Sesotho wordt op het hele subcontinent veel gesproken. naar interne migratie. Om de geldeconomie te betreden, migreerden Basotho-mannen vaak naar grote steden in Zuid-Afrika om werk te vinden in de mijnindustrie. Migrerende arbeiders uit de Vrijstaat en Lesotho hielpen zo om Sesotho te verspreiden naar de stedelijke gebieden van Zuid-Afrika. is het er algemeen over eens dat het werk van migranten het gezinsleven van de meeste Sesotho-sprekers schaadde omdat volwassenen (voornamelijk m en) moesten hun families achterlaten in verarmde gemeenschappen terwijl ze tewerkgesteld waren in verre steden.
Pogingen van de apartheidsregering om Sesotho-sprekers te dwingen naar aangewezen thuislanden te verhuizen, hadden weinig effect op hun nederzettingspatronen. Grote aantallen arbeiders bleven de traditionele gebieden van de zwarte nederzetting verlaten. Vrouwen trokken naar werk als landbouw- of huishoudelijk personeel, terwijl mannen doorgaans werk vonden in de mijnbouwsector.
Wat religie betreft, heeft de centrale rol die christelijke missionarissen speelden bij het helpen van Moshoeshoe I om zijn koninkrijk veilig te stellen, gezorgd voor een wijdverbreid Basotho bekering tot het christendom.
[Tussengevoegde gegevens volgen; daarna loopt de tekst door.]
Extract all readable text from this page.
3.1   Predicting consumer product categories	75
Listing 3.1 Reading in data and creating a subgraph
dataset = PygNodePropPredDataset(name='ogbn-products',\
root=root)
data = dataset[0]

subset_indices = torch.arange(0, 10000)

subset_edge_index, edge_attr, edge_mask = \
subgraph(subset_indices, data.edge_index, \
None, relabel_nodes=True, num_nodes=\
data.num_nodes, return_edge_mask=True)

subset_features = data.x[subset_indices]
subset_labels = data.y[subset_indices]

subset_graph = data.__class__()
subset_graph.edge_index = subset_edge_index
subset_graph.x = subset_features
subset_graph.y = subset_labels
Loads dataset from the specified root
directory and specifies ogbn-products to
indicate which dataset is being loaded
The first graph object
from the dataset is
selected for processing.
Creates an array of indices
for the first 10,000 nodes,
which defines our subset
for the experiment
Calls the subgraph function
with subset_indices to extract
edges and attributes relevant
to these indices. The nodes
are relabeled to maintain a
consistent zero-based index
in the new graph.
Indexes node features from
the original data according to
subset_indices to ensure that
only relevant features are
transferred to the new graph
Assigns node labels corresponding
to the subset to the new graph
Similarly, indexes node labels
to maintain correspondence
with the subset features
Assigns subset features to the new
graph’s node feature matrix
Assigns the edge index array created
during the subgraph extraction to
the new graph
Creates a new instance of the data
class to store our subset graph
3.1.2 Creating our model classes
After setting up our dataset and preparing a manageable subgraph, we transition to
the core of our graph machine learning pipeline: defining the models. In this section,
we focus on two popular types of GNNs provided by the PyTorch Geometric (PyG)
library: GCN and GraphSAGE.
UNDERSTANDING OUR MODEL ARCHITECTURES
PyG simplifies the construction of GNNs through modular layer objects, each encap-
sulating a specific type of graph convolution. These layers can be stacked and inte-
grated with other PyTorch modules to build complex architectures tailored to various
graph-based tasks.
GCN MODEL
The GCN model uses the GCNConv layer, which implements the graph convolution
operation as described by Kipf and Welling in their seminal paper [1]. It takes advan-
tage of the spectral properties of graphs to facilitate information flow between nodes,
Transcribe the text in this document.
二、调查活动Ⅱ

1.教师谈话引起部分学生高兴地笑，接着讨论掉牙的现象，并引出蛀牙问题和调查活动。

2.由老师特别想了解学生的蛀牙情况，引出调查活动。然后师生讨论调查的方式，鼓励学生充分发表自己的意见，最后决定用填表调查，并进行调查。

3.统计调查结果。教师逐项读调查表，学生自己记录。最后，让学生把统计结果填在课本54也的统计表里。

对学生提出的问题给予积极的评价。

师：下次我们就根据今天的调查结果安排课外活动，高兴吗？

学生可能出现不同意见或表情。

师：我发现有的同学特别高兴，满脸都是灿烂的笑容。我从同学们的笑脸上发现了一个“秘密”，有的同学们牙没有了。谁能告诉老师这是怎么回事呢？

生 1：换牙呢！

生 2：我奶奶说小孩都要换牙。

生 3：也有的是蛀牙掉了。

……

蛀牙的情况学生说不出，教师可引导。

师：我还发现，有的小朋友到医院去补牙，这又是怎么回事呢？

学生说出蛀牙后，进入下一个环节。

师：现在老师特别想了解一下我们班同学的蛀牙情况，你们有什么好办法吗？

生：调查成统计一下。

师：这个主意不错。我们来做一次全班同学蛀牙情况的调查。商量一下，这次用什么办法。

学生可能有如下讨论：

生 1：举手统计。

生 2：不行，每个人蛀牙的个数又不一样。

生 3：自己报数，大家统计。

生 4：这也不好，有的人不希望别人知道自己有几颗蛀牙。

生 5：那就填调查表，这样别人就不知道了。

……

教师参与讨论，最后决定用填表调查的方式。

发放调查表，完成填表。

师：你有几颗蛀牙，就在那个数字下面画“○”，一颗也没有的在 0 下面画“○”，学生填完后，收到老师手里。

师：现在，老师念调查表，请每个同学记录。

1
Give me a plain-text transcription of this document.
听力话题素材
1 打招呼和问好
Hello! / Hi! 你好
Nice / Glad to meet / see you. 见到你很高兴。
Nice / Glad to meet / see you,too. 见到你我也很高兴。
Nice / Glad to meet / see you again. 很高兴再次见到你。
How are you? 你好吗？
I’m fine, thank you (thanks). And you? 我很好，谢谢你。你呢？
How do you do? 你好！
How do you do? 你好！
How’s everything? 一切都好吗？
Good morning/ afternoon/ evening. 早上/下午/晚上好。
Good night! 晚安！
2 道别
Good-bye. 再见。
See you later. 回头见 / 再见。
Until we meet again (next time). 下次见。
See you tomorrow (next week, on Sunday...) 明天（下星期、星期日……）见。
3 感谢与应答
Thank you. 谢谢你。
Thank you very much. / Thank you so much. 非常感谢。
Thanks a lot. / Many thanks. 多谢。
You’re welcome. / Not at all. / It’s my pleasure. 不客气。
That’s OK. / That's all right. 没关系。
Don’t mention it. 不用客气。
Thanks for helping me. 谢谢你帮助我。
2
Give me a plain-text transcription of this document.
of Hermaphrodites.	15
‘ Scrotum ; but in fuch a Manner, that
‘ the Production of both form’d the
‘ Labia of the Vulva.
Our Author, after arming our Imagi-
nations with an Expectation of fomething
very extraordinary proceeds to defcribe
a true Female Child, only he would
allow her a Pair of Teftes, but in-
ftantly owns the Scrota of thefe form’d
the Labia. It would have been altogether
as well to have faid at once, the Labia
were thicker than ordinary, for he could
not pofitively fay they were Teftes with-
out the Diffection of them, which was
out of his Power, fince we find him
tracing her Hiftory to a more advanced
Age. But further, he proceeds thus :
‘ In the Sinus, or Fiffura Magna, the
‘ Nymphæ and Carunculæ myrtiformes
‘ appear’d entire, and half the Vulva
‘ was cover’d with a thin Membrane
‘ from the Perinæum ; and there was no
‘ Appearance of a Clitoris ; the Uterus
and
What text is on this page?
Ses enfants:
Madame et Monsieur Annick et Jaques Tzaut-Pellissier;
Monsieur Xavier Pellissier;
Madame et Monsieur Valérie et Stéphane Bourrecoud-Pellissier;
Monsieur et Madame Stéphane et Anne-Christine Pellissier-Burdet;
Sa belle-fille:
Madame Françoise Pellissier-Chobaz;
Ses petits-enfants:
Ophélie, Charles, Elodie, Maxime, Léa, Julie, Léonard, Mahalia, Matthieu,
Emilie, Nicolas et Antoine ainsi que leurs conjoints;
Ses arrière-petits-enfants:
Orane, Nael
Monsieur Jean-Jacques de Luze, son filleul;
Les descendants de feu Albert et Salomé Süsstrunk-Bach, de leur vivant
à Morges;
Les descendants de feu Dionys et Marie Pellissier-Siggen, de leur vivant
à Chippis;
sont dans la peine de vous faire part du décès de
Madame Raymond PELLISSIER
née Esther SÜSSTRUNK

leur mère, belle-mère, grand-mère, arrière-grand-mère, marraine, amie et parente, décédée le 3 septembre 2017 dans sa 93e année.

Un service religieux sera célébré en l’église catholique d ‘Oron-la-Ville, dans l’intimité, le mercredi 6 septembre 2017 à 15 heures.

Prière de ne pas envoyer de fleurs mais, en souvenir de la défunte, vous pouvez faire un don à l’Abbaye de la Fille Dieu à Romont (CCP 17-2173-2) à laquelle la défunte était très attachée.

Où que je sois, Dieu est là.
Tegenwoordig beoefent het grootste deel van de Sesotho-sprekers een vorm van christendom die elementen van het traditionele christelijke dogma combineert met lokale, pre-westerse overtuigingen. Modimo (‘God’) wordt gezien als een opperwezen dat niet kan worden benaderd door stervelingen. Voorouders worden gezien als bemiddelaars tussen Modimo en de levenden, en hun gunst moet worden gecultiveerd door aanbidding en eerbied. Officieel is de meerderheid van de bevolking van Lesotho is katholiek.
Het hart van de Basotho is de provincie Vrijstaat in Zuid-Afrika en het aangrenzende Lesotho. Beide grotendeels landelijke gebieden hebben wijdverbreide armoede en onderontwikkeling. Veel Sesotho-sprekers leven in economische omstandigheden, maar mensen met toegang tot land en vast werk kunnen een hogere levensstandaard genieten. Landeigenaren nemen vaak deel aan kleinschalige of kleinschalige landbouwbedrijven. Overbegrazing en wanbeheer op het land zijn echter groeiende problemen.